Eskom has started moving coal from its Medupi power station in Limpopo by road to Mpumalanga where 10 power stations have coal stockpile shortages.
Power stations are supposed to have enough coal to keep the lights on for 20 days.
The power utility said on Friday during a media briefing that it will transport 1.4 Mt (million tons) of coal by train per year from Medupi to the 10 affected power stations from next month.
The affected Mpumalanga power stations are Arnot, Camden, Duvha, Hendrina, Komati, Kriel, Kendal, Majuba, Matla and Tutuka.
“While we have a recovery plan, load-shedding cannot be ruled out for the remainder of 2018,” Eskom said.
Eskom implemented emergency stage one load-shedding on Sunday before it was suspended at 7pm.

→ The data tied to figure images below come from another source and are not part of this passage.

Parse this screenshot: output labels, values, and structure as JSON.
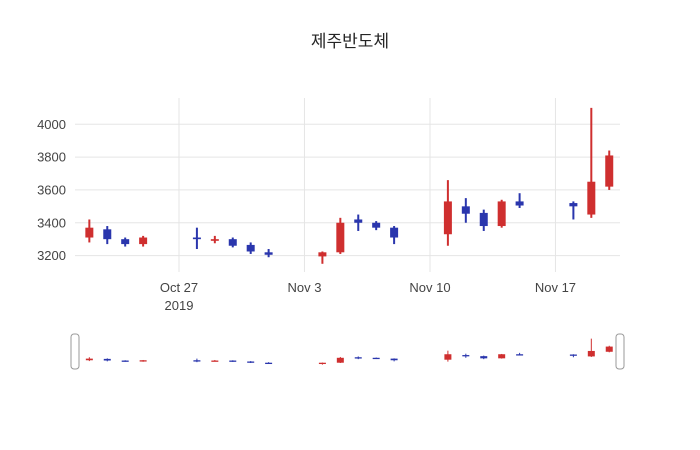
{
  "chart_data": {
    "type": "candlestick",
    "title": "제주반도체",
    "dates": [
      "2019-10-22",
      "2019-10-23",
      "2019-10-24",
      "2019-10-25",
      "2019-10-28",
      "2019-10-29",
      "2019-10-30",
      "2019-10-31",
      "2019-11-01",
      "2019-11-04",
      "2019-11-05",
      "2019-11-06",
      "2019-11-07",
      "2019-11-08",
      "2019-11-11",
      "2019-11-12",
      "2019-11-13",
      "2019-11-14",
      "2019-11-15",
      "2019-11-18",
      "2019-11-19",
      "2019-11-20"
    ],
    "x": [
      0,
      1,
      2,
      3,
      6,
      7,
      8,
      9,
      10,
      13,
      14,
      15,
      16,
      17,
      20,
      21,
      22,
      23,
      24,
      27,
      28,
      29
    ],
    "open": [
      3310,
      3360,
      3300,
      3270,
      3310,
      3290,
      3300,
      3265,
      3220,
      3195,
      3220,
      3420,
      3400,
      3370,
      3330,
      3500,
      3460,
      3380,
      3530,
      3520,
      3450,
      3620
    ],
    "high": [
      3420,
      3380,
      3310,
      3320,
      3370,
      3320,
      3310,
      3280,
      3240,
      3225,
      3430,
      3450,
      3410,
      3380,
      3660,
      3550,
      3480,
      3540,
      3580,
      3530,
      4100,
      3840
    ],
    "low": [
      3280,
      3270,
      3255,
      3255,
      3240,
      3275,
      3250,
      3210,
      3190,
      3150,
      3210,
      3350,
      3355,
      3270,
      3260,
      3400,
      3350,
      3370,
      3490,
      3420,
      3430,
      3600
    ],
    "close": [
      3370,
      3300,
      3270,
      3310,
      3300,
      3300,
      3260,
      3225,
      3205,
      3220,
      3400,
      3400,
      3370,
      3310,
      3530,
      3455,
      3380,
      3530,
      3505,
      3500,
      3650,
      3810
    ],
    "colors": {
      "increasing": "#cf2f2f",
      "decreasing": "#2a36ad"
    },
    "grid_color": "#e5e5e5",
    "axis_text_color": "#444444",
    "yticks": [
      3200,
      3400,
      3600,
      3800,
      4000
    ],
    "xticks": [
      {
        "x": 5,
        "label": "Oct 27",
        "sub": "2019"
      },
      {
        "x": 12,
        "label": "Nov 3",
        "sub": ""
      },
      {
        "x": 19,
        "label": "Nov 10",
        "sub": ""
      },
      {
        "x": 26,
        "label": "Nov 17",
        "sub": ""
      }
    ],
    "ylim": [
      3100,
      4160
    ],
    "xlim": [
      -0.8,
      29.6
    ],
    "legend": "none",
    "grid": "on",
    "rangeslider": true
  }
}
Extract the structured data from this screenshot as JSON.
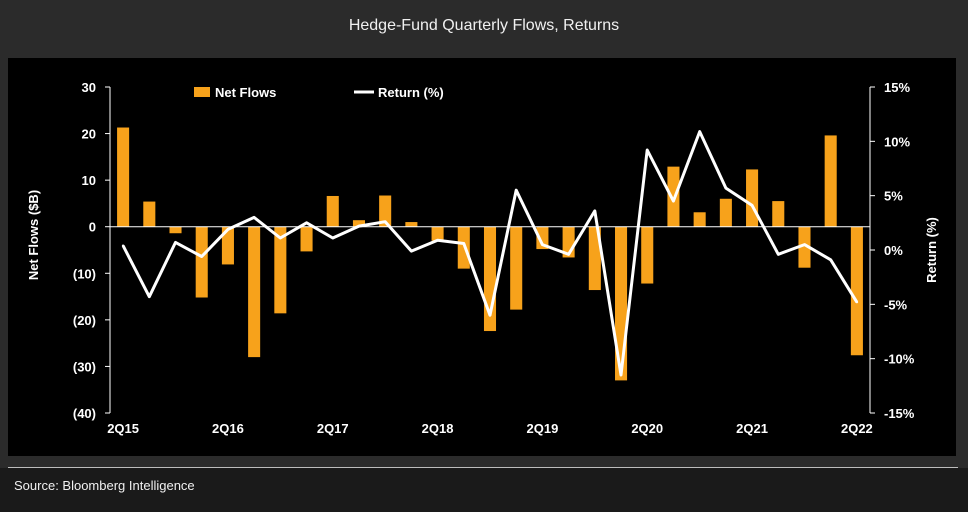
{
  "chart_data": {
    "type": "bar",
    "title": "Hedge-Fund Quarterly Flows, Returns",
    "source": "Source: Bloomberg Intelligence",
    "categories": [
      "2Q15",
      "3Q15",
      "4Q15",
      "1Q16",
      "2Q16",
      "3Q16",
      "4Q16",
      "1Q17",
      "2Q17",
      "3Q17",
      "4Q17",
      "1Q18",
      "2Q18",
      "3Q18",
      "4Q18",
      "1Q19",
      "2Q19",
      "3Q19",
      "4Q19",
      "1Q20",
      "2Q20",
      "3Q20",
      "4Q20",
      "1Q21",
      "2Q21",
      "3Q21",
      "4Q21",
      "1Q22",
      "2Q22"
    ],
    "x_tick_labels": [
      "2Q15",
      "2Q16",
      "2Q17",
      "2Q18",
      "2Q19",
      "2Q20",
      "2Q21",
      "2Q22"
    ],
    "series": [
      {
        "name": "Net Flows",
        "type": "bar",
        "axis": "left",
        "color": "#f7a21b",
        "values": [
          21.3,
          5.4,
          -1.4,
          -15.2,
          -8.1,
          -28,
          -18.6,
          -5.3,
          6.6,
          1.4,
          6.7,
          1.0,
          -3.0,
          -9.0,
          -22.4,
          -17.8,
          -4.8,
          -6.6,
          -13.6,
          -33,
          -12.2,
          12.9,
          3.1,
          6.0,
          12.3,
          5.5,
          -8.8,
          19.6,
          -27.6
        ]
      },
      {
        "name": "Return (%)",
        "type": "line",
        "axis": "right",
        "color": "#ffffff",
        "values": [
          0.4,
          -4.3,
          0.7,
          -0.6,
          1.9,
          3.0,
          1.1,
          2.5,
          1.1,
          2.2,
          2.6,
          -0.1,
          0.9,
          0.6,
          -6.0,
          5.5,
          0.5,
          -0.4,
          3.6,
          -11.5,
          9.2,
          4.5,
          10.9,
          5.7,
          4.1,
          -0.4,
          0.5,
          -0.9,
          -4.8
        ]
      }
    ],
    "ylabel_left": "Net Flows ($B)",
    "ylim_left": [
      -40,
      30
    ],
    "yticks_left": [
      "30",
      "20",
      "10",
      "0",
      "(10)",
      "(20)",
      "(30)",
      "(40)"
    ],
    "ylabel_right": "Return (%)",
    "ylim_right": [
      -15,
      15
    ],
    "yticks_right": [
      "15%",
      "10%",
      "5%",
      "0%",
      "-5%",
      "-10%",
      "-15%"
    ],
    "legend": {
      "placement": "top-left",
      "entries": [
        "Net Flows",
        "Return (%)"
      ]
    },
    "grid": false
  }
}
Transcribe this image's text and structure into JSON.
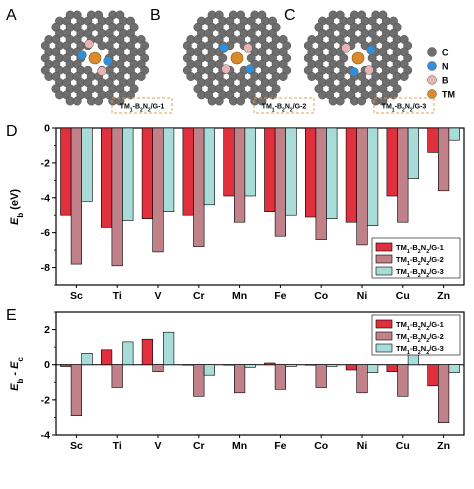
{
  "panels": {
    "A": "A",
    "B": "B",
    "C": "C",
    "D": "D",
    "E": "E"
  },
  "structures": [
    {
      "label": "TM1-B2N2/G-1",
      "label_html": [
        "TM",
        "1",
        "-B",
        "2",
        "N",
        "2",
        "/G-1"
      ]
    },
    {
      "label": "TM1-B2N2/G-2",
      "label_html": [
        "TM",
        "1",
        "-B",
        "2",
        "N",
        "2",
        "/G-2"
      ]
    },
    {
      "label": "TM1-B2N2/G-3",
      "label_html": [
        "TM",
        "1",
        "-B",
        "2",
        "N",
        "2",
        "/G-3"
      ]
    }
  ],
  "atom_key": [
    {
      "symbol": "C",
      "color": "#6e6e6e"
    },
    {
      "symbol": "N",
      "color": "#2f8fd8"
    },
    {
      "symbol": "B",
      "color": "#e7b3b3"
    },
    {
      "symbol": "TM",
      "color": "#d98a2b"
    }
  ],
  "series_colors": [
    "#e0303e",
    "#c08189",
    "#a8dcd9"
  ],
  "chart_data": [
    {
      "type": "bar",
      "panel": "D",
      "categories": [
        "Sc",
        "Ti",
        "V",
        "Cr",
        "Mn",
        "Fe",
        "Co",
        "Ni",
        "Cu",
        "Zn"
      ],
      "ylabel": "Eb (eV)",
      "ylim": [
        -9,
        0
      ],
      "yticks": [
        0,
        -2,
        -4,
        -6,
        -8
      ],
      "legend": "bottom-right",
      "series": [
        {
          "name": "TM1-B2N2/G-1",
          "values": [
            -5.0,
            -5.7,
            -5.2,
            -5.0,
            -3.9,
            -4.8,
            -5.1,
            -5.4,
            -3.9,
            -1.4
          ]
        },
        {
          "name": "TM1-B2N2/G-2",
          "values": [
            -7.8,
            -7.9,
            -7.1,
            -6.8,
            -5.4,
            -6.2,
            -6.4,
            -6.7,
            -5.4,
            -3.6
          ]
        },
        {
          "name": "TM1-B2N2/G-3",
          "values": [
            -4.2,
            -5.3,
            -4.8,
            -4.4,
            -3.9,
            -5.0,
            -5.2,
            -5.6,
            -2.9,
            -0.7
          ]
        }
      ]
    },
    {
      "type": "bar",
      "panel": "E",
      "categories": [
        "Sc",
        "Ti",
        "V",
        "Cr",
        "Mn",
        "Fe",
        "Co",
        "Ni",
        "Cu",
        "Zn"
      ],
      "ylabel": "Eb - Ec (eV)",
      "ylim": [
        -4,
        3
      ],
      "yticks": [
        2,
        0,
        -2,
        -4
      ],
      "legend": "top-right",
      "series": [
        {
          "name": "TM1-B2N2/G-1",
          "values": [
            -0.1,
            0.85,
            1.45,
            0.0,
            0.0,
            0.1,
            0.0,
            -0.3,
            -0.4,
            -1.2
          ]
        },
        {
          "name": "TM1-B2N2/G-2",
          "values": [
            -2.9,
            -1.3,
            -0.4,
            -1.8,
            -1.6,
            -1.4,
            -1.3,
            -1.6,
            -1.8,
            -3.3
          ]
        },
        {
          "name": "TM1-B2N2/G-3",
          "values": [
            0.65,
            1.3,
            1.85,
            -0.6,
            -0.15,
            -0.1,
            -0.1,
            -0.45,
            0.6,
            -0.45
          ]
        }
      ]
    }
  ]
}
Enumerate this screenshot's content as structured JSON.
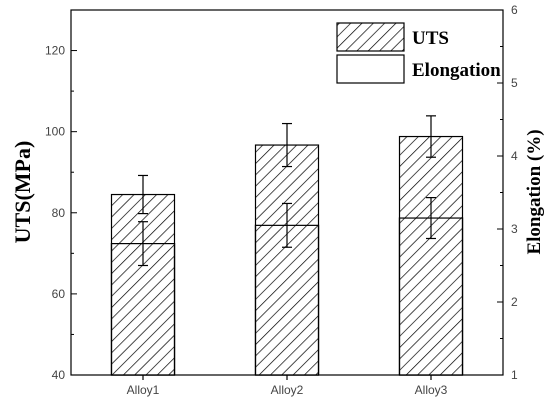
{
  "chart_data": {
    "type": "bar",
    "categories": [
      "Alloy1",
      "Alloy2",
      "Alloy3"
    ],
    "ylabel": "UTS(MPa)",
    "y2label": "Elongation (%)",
    "ylim": [
      40,
      130
    ],
    "y2lim": [
      1,
      6
    ],
    "yticks": [
      40,
      60,
      80,
      100,
      120
    ],
    "y2ticks": [
      1,
      2,
      3,
      4,
      5,
      6
    ],
    "series": [
      {
        "name": "UTS",
        "axis": "left",
        "pattern": "hatched",
        "values": [
          84.5,
          96.7,
          98.8
        ],
        "errors": [
          4.7,
          5.3,
          5.1
        ]
      },
      {
        "name": "Elongation",
        "axis": "right",
        "pattern": "open",
        "values": [
          2.8,
          3.05,
          3.15
        ],
        "errors": [
          0.3,
          0.3,
          0.28
        ]
      }
    ],
    "legend_position": "top-right",
    "grid": false
  }
}
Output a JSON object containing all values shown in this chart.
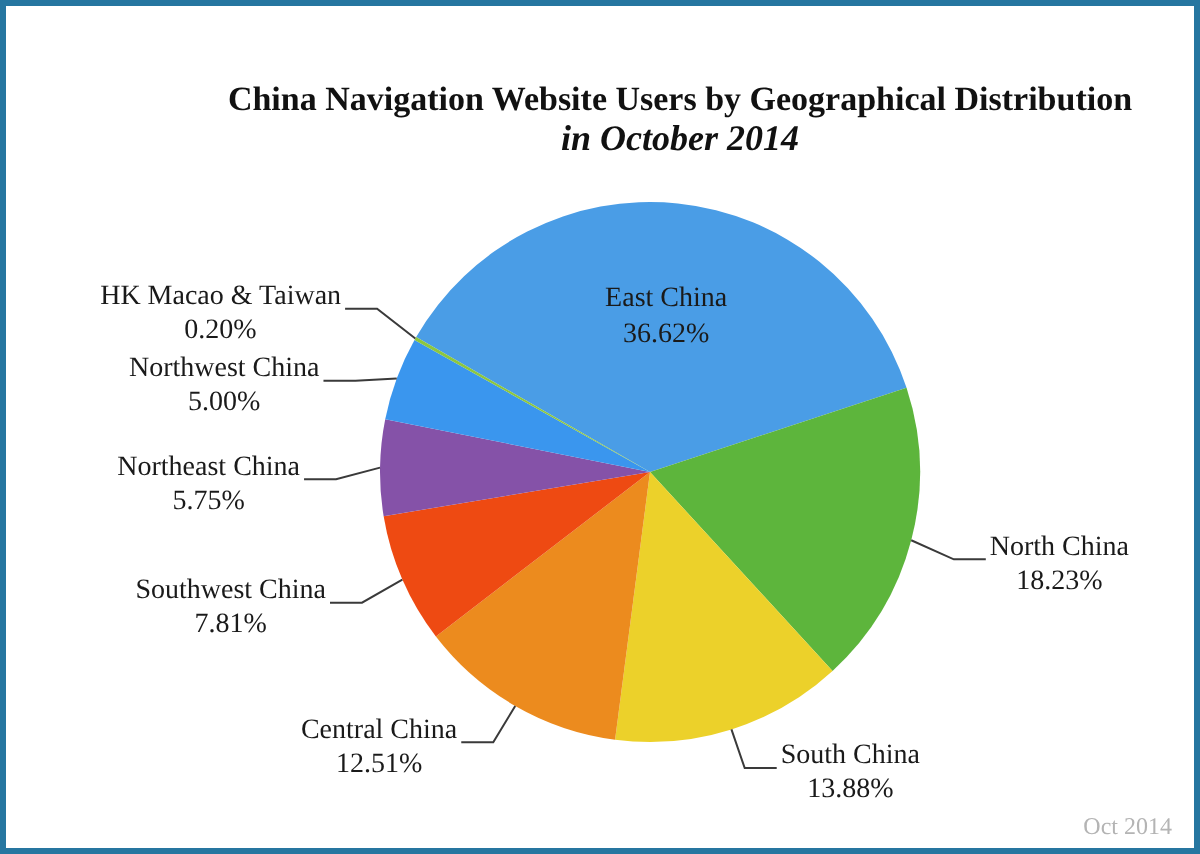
{
  "chart_data": {
    "type": "pie",
    "title": "China Navigation Website Users by Geographical Distribution",
    "subtitle": "in October 2014",
    "categories": [
      "East China",
      "North China",
      "South China",
      "Central China",
      "Southwest China",
      "Northeast China",
      "Northwest China",
      "HK Macao & Taiwan"
    ],
    "values": [
      36.62,
      18.23,
      13.88,
      12.51,
      7.81,
      5.75,
      5.0,
      0.2
    ],
    "colors": [
      "#4a9de6",
      "#5db53c",
      "#ecd12a",
      "#ec8b1e",
      "#ee4a12",
      "#8552a8",
      "#3a96ee",
      "#8cc63f"
    ],
    "value_labels": [
      "36.62%",
      "18.23%",
      "13.88%",
      "12.51%",
      "7.81%",
      "5.75%",
      "5.00%",
      "0.20%"
    ],
    "annotations": [
      "Oct 2014"
    ]
  }
}
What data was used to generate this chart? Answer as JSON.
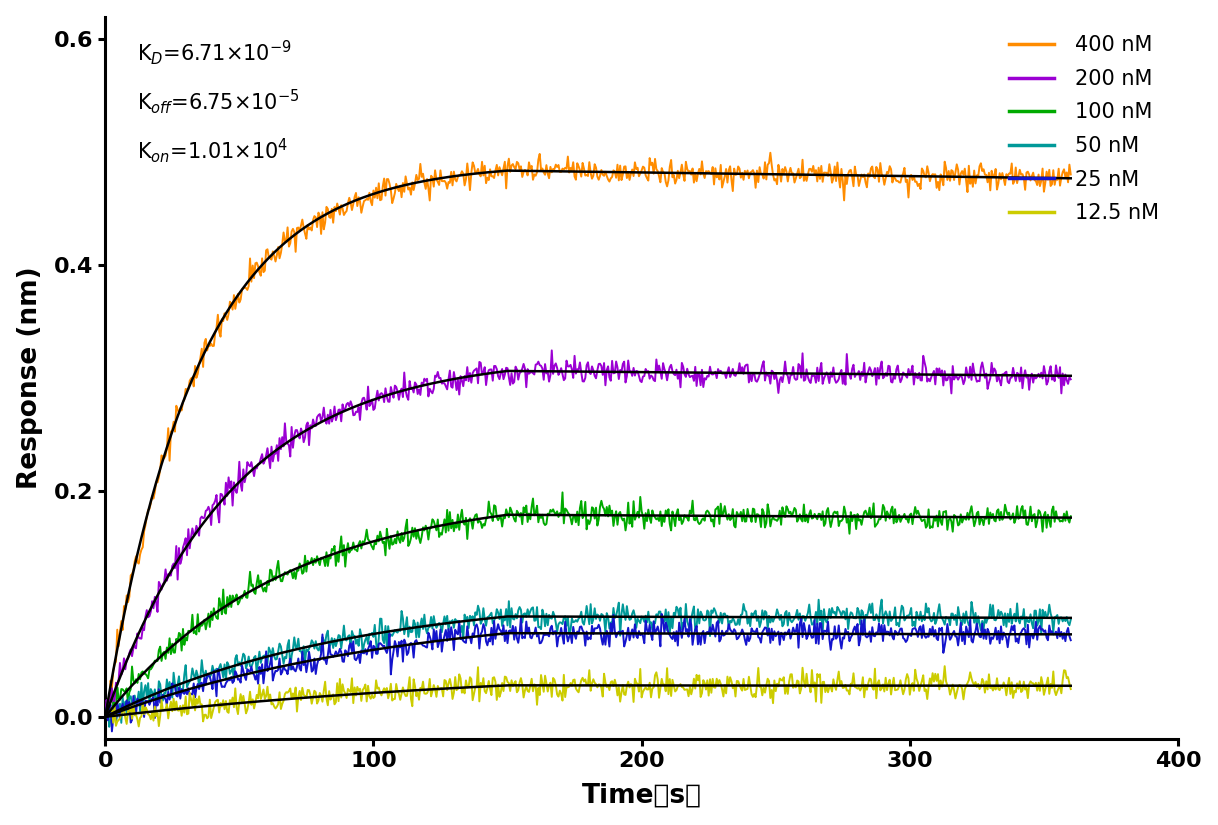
{
  "ylabel": "Response (nm)",
  "xlim": [
    0,
    400
  ],
  "ylim": [
    -0.02,
    0.62
  ],
  "xticks": [
    0,
    100,
    200,
    300,
    400
  ],
  "yticks": [
    0.0,
    0.2,
    0.4,
    0.6
  ],
  "annotation_lines": [
    "K$_{D}$=6.71×10$^{-9}$",
    "K$_{off}$=6.75×10$^{-5}$",
    "K$_{on}$=1.01×10$^{4}$"
  ],
  "series": [
    {
      "label": "400 nM",
      "color": "#FF8C00",
      "plateau": 0.49,
      "k_obs": 0.029,
      "t_assoc": 150
    },
    {
      "label": "200 nM",
      "color": "#9B00D3",
      "plateau": 0.32,
      "k_obs": 0.021,
      "t_assoc": 150
    },
    {
      "label": "100 nM",
      "color": "#00AA00",
      "plateau": 0.2,
      "k_obs": 0.015,
      "t_assoc": 150
    },
    {
      "label": "50 nM",
      "color": "#009999",
      "plateau": 0.11,
      "k_obs": 0.011,
      "t_assoc": 150
    },
    {
      "label": "25 nM",
      "color": "#1414CC",
      "plateau": 0.1,
      "k_obs": 0.009,
      "t_assoc": 150
    },
    {
      "label": "12.5 nM",
      "color": "#CCCC00",
      "plateau": 0.047,
      "k_obs": 0.006,
      "t_assoc": 150
    }
  ],
  "fit_color": "#000000",
  "noise_amplitude": 0.006,
  "background_color": "#ffffff",
  "legend_fontsize": 15,
  "tick_fontsize": 16,
  "label_fontsize": 19,
  "annotation_fontsize": 15,
  "spine_linewidth": 2.2
}
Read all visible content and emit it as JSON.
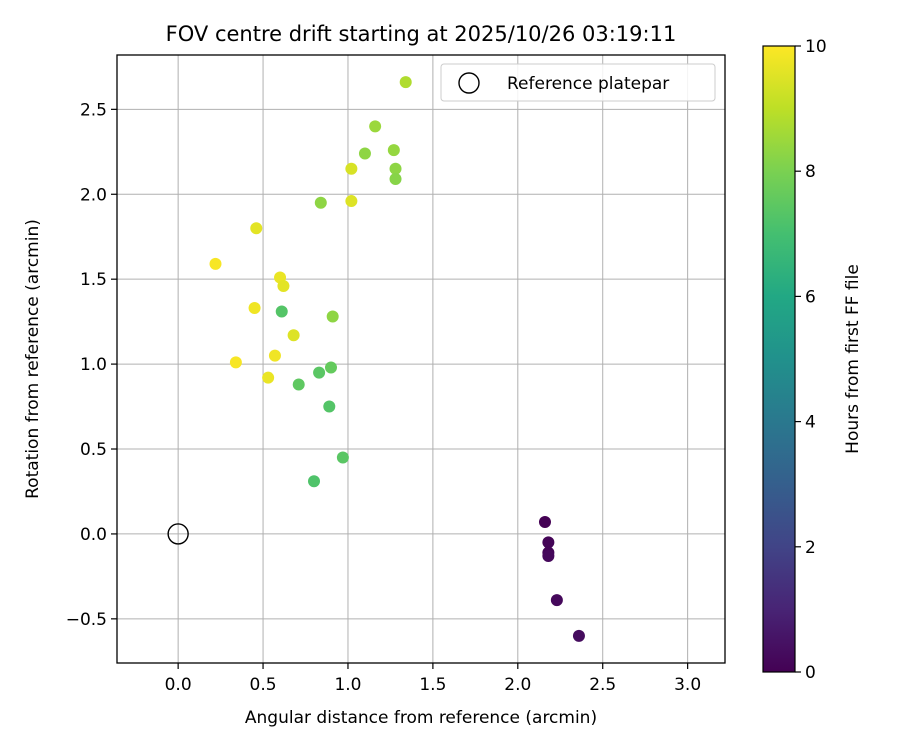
{
  "chart_data": {
    "type": "scatter",
    "title": "FOV centre drift starting at 2025/10/26 03:19:11",
    "xlabel": "Angular distance from reference (arcmin)",
    "ylabel": "Rotation from reference (arcmin)",
    "xlim": [
      -0.36,
      3.22
    ],
    "ylim": [
      -0.76,
      2.82
    ],
    "xticks": [
      0.0,
      0.5,
      1.0,
      1.5,
      2.0,
      2.5,
      3.0
    ],
    "xtick_labels": [
      "0.0",
      "0.5",
      "1.0",
      "1.5",
      "2.0",
      "2.5",
      "3.0"
    ],
    "yticks": [
      -0.5,
      0.0,
      0.5,
      1.0,
      1.5,
      2.0,
      2.5
    ],
    "ytick_labels": [
      "−0.5",
      "0.0",
      "0.5",
      "1.0",
      "1.5",
      "2.0",
      "2.5"
    ],
    "grid": true,
    "legend": {
      "placement": "top-right",
      "entries": [
        "Reference platepar"
      ]
    },
    "reference_point": {
      "x": 0.0,
      "y": 0.0,
      "label": "Reference platepar"
    },
    "colorbar": {
      "label": "Hours from first FF file",
      "colormap": "viridis",
      "range": [
        0,
        10
      ],
      "ticks": [
        0,
        2,
        4,
        6,
        8,
        10
      ],
      "tick_labels": [
        "0",
        "2",
        "4",
        "6",
        "8",
        "10"
      ]
    },
    "points": [
      {
        "x": 2.16,
        "y": 0.07,
        "hours": 0.0
      },
      {
        "x": 2.18,
        "y": -0.05,
        "hours": 0.1
      },
      {
        "x": 2.18,
        "y": -0.11,
        "hours": 0.1
      },
      {
        "x": 2.18,
        "y": -0.13,
        "hours": 0.2
      },
      {
        "x": 2.23,
        "y": -0.39,
        "hours": 0.2
      },
      {
        "x": 2.36,
        "y": -0.6,
        "hours": 0.3
      },
      {
        "x": 0.8,
        "y": 0.31,
        "hours": 7.2
      },
      {
        "x": 0.97,
        "y": 0.45,
        "hours": 7.4
      },
      {
        "x": 0.89,
        "y": 0.75,
        "hours": 7.3
      },
      {
        "x": 0.71,
        "y": 0.88,
        "hours": 7.5
      },
      {
        "x": 0.83,
        "y": 0.95,
        "hours": 7.4
      },
      {
        "x": 0.9,
        "y": 0.98,
        "hours": 7.6
      },
      {
        "x": 0.61,
        "y": 1.31,
        "hours": 7.3
      },
      {
        "x": 0.91,
        "y": 1.28,
        "hours": 8.3
      },
      {
        "x": 0.84,
        "y": 1.95,
        "hours": 8.3
      },
      {
        "x": 1.1,
        "y": 2.24,
        "hours": 8.3
      },
      {
        "x": 1.16,
        "y": 2.4,
        "hours": 8.5
      },
      {
        "x": 1.27,
        "y": 2.26,
        "hours": 8.4
      },
      {
        "x": 1.28,
        "y": 2.15,
        "hours": 8.3
      },
      {
        "x": 1.28,
        "y": 2.09,
        "hours": 8.2
      },
      {
        "x": 1.34,
        "y": 2.66,
        "hours": 8.8
      },
      {
        "x": 1.02,
        "y": 1.96,
        "hours": 9.5
      },
      {
        "x": 1.02,
        "y": 2.15,
        "hours": 9.4
      },
      {
        "x": 0.46,
        "y": 1.8,
        "hours": 9.6
      },
      {
        "x": 0.22,
        "y": 1.59,
        "hours": 9.9
      },
      {
        "x": 0.6,
        "y": 1.51,
        "hours": 9.7
      },
      {
        "x": 0.62,
        "y": 1.46,
        "hours": 9.6
      },
      {
        "x": 0.45,
        "y": 1.33,
        "hours": 9.8
      },
      {
        "x": 0.68,
        "y": 1.17,
        "hours": 9.5
      },
      {
        "x": 0.34,
        "y": 1.01,
        "hours": 9.9
      },
      {
        "x": 0.57,
        "y": 1.05,
        "hours": 9.8
      },
      {
        "x": 0.53,
        "y": 0.92,
        "hours": 9.7
      }
    ]
  }
}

Energy expert Chris Yelland said it costs about R500 a ton to transport coal from Medupi to Mpumalanga whereas the coal itself usually costs about R300 to R350 a ton.
Yelland said Medupi might struggle to move coal from the Exxaro Grootegeluk mine near Medupi by either train or road to Mpumalanga because the rail link was running at capacity.
“The transport is going to cause serious damage to these roads. The question is: who pays?”
Yelland said another problem in Mpumalanga was declining production of “tied” coal mines which were linked with and supplied coal directly to Eskom power stations.
“Eskom has been unwilling to recapitalise these mines to extend their lives and to upgrade their equipment … Eskom has been unwilling to develop the mines. They are basically saying ‘we don’t want to own the bakery’, they just want to buy the bread.”
Another problem in the province has been the Gupta’s Tegeta Koornfontein mine, that used to supply the Komati power station, going into business rescue.
Cape Town managed to avoid load-shedding on Sunday as the city had additional power on tap being generated by the Steenbras pumped storage scheme.
Steenbras power station operates via a hydroelectric pumped storage scheme used by the city to generate extra power at peak times or, if there is spare capacity, to offset the impact of stage one load-shedding.
BusinessLIVE reported that Eskom had applied to the National Energy Regulator of SA (Nersa) for an electricity tariff hike of 15% a year for the next three years.
A forensic report commissioned by the National Treasury on Friday recommended that the Hawks investigate a coal-supply agreement (CSA) between Eskom and Gupta-owned Tegeta in which it found irregularities and illegalities.
The report by Fundudzi Forensics found that senior Eskom executives and officials had also violated anti-corruption laws with a R659m “prepayment” to Tegeta.
The damning report on the wanton abuse of process comes as Eskom faces coal supply challenges. The parastatal reportedly admitted in November that its supply problems stem from mines run by Tegeta Exploration and Resources.
The report recommends criminal investigations into the likes of former Eskom officials Matshela Koko, Anoj Singh and Suzanne Daniels, as well as board members over the prepayment. It recommends that Singh and Koko also be investigated for misrepresenting facts on the matter to parliament.